La muy alta oferta educativa -cinco universidades funcionando en Mar del Plata suponen un porcentaje muy por arriba de la media nacional y seguramente mundial-, unida a la multiplicidad de actividades productivas, suponen un sinfín de posibilidades para un potencial humano de muy diversa capacitación pero con nichos suficientes para acomodarse en el camino.
El proyecto del Polo Informático supone, en ese aspecto, un salto de calidad singular y distintivo que, bien articulado con aquellas universidades e inteligentemente utilizado por las empresas, asegura para un futuro nada lejano un alto standard de prestaciones y la generación de un alto valor agregado propio.

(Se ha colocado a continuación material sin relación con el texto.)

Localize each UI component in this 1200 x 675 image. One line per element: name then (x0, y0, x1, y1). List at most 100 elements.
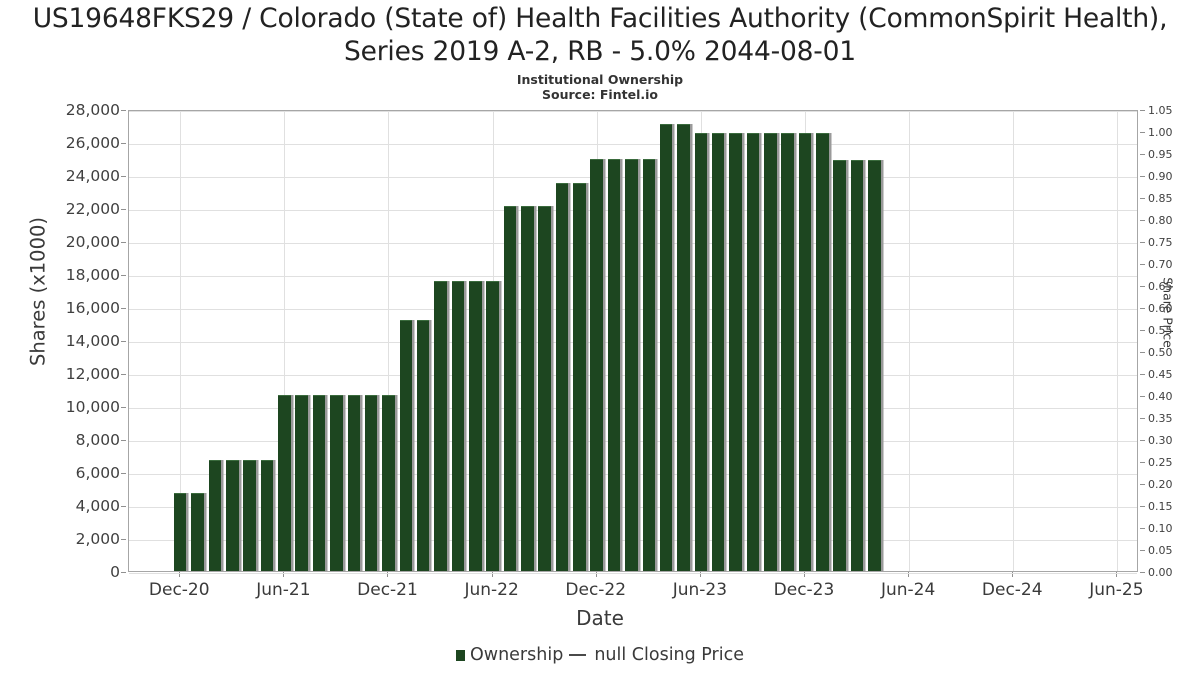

El equilibrio entre actividades productivas tradicionales y este tipo de nuevas salidas laborales suponen un seguro de éxito en tanto se logre allanar los caminos necesarios para atraer inversiones a mediano y largo plazo.
La operatividad del Puerto y la renovación del tendido ferroviario y vial hacia la Capital, asumen de esta manera un valor estratégico inocultable: la única minusvalía que tenemos frente al centro neurálgico de la actividad del país es la distancia física entre el lugar de generación del producto y el principal mercado de consumo nacional.

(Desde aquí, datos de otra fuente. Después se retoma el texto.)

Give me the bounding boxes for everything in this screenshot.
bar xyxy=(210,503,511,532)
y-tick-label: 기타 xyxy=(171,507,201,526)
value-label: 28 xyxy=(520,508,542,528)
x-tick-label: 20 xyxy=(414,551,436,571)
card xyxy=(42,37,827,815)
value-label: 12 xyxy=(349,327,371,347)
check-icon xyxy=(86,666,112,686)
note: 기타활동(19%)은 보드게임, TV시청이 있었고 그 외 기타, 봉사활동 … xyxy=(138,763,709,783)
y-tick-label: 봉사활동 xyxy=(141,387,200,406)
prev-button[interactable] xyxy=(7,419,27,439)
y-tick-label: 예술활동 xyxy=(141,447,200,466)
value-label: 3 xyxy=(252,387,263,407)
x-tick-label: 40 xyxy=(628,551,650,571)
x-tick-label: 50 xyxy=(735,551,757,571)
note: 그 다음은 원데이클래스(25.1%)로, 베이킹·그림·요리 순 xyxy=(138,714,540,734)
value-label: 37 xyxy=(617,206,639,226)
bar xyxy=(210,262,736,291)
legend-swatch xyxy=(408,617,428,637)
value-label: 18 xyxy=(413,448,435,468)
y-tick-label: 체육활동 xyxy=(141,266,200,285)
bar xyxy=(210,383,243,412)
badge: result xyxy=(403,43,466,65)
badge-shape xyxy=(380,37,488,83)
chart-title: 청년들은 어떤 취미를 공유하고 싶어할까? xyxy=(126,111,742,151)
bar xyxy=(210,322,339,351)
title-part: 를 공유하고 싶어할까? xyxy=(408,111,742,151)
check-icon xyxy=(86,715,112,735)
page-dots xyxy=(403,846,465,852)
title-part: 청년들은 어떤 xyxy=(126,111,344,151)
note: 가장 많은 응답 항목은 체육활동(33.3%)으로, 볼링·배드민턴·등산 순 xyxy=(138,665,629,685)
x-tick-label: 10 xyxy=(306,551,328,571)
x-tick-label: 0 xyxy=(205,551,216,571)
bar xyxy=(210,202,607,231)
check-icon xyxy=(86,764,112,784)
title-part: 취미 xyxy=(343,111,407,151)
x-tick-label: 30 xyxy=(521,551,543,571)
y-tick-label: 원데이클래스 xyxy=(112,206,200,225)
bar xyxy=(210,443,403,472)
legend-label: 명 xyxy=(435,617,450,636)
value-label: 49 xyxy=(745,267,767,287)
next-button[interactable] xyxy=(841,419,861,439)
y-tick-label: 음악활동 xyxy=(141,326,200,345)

En esto, los municipios del Gran Buenos Aires siempre nos llevarán una ventaja comparativa. Sin embargo, y teniendo en cuenta la importancia que tiene la rentabilidad en cualquier proyecto de inversión, deberemos ceder en políticas fiscales y en facilidades burocráticas para compensar ese disvalor.
Es una decisión política; o más bien, histórica.

La cuestión social

Es, sin duda, el principal cuestionamiento que puede hacerse a este momento fundacional de la nueva ciudad.
Elevados índices de desempleo, marginalidad creciente y pérdida de de valores formativos son cuestiones que deben ser encaradas con el mismo entusiasmo y creatividad con que se afrontan los proyectos y la planificación del desarrollo.
Sin equidad, no hay éxito posible. Sin recuperación social, no hay inversión segura. Sin plena actividad humana, no habrá jamás plena actividad industrial o comercial.
Es verdad lo que afirma Pulti al sostener que proyectos como los del nuevo Centro Cívico o los polideportivos en los barrios tienen destino de inclusión y trabajo. Negarlo sería desconocer el ABC del urbanismo moderno, que no en vano es conocido como “urbanismo social”.
Pero no es menos cierto que la urgencia es, hoy, parte del problema; y que sería importante que esta fuese tenida en cuenta a cada paso.
Porque el desafío es grande, el camino elegido es claramente correcto y el futuro está a la vuelta de la esquina apenas tomemos nota de que entre tantos planos impactantes se mueven seres humanos que suponen, además, la principal riqueza que tenemos.